# Import functions
from pyspark.sql.functions import col, current_timestamp
from pyspark.sql.types import StructType, StructField, StringType, DateType
custom_schema = StructType([
StructField("Date", DateType(), True),
# Add other fields as needed
])
spark.conf.set("spark.databricks.delta.schema.autoMerge.enabled", "true")
# Define variables used in code below
bucket_path = f"s3a://databricks-workspace-olaptrader-stack-1-bucket/unity-catalog/999999xxx/uploads/indicators/neo/"
table_name = "neo.indicators.neo_indicators"
checkpoint_path = "/tmp/_checkpoint/neo_indicators"
# Clear out data from previous demo execution
#spark.sql(f"DROP TABLE IF EXISTS {table_name}")

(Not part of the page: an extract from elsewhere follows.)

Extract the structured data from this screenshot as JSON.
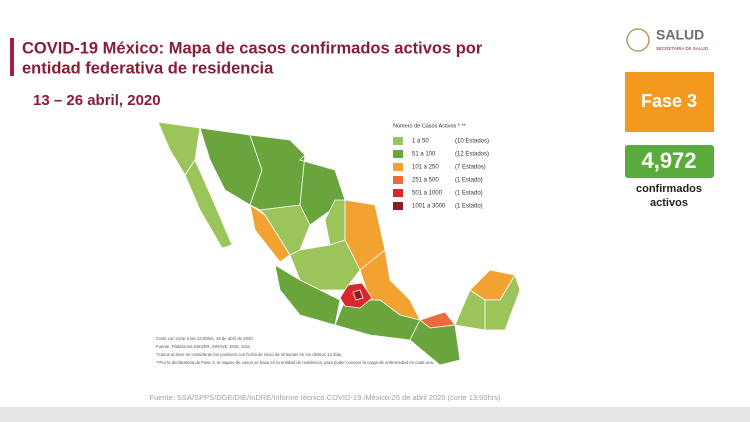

dbutils.fs.rm(checkpoint_path, True)
# Configure Auto Loader to ingest JSON data to a Delta table
(spark.readStream
.format("cloudFiles")
.option("cloudFiles.format", "csv")
.schema(custom_schema) # Apply custom schema
.option("cloudFiles.schemaLocation", checkpoint_path)
.load(bucket_path)
.select("*", col("_metadata.file_path").alias("source_file"), current_timestamp().alias("processing_time"))
.writeStream
.option("checkpointLocation", checkpoint_path)
.option("mergeSchema", "true") # Enable schema migration
#.option("overwriteSchema", "true") # overwrite schema
.format("delta") # Specify Delta format
.trigger(availableNow=True)
.toTable(table_name, mode="append")) #append mode
##########
it works fine if it is exactly as above, however, if I uncomment the line where the table is being dropped, I no longer get any files ingested after I copy them there and run the autoloader.
As I will be ingesting files constantly, I do not want to drop the table and recreate it each time, as it will take longer and longer each time, as more data will be there in the bucket which has to be read and ingested. The reason I have "append" in the code is exactly for this reason.
Thanks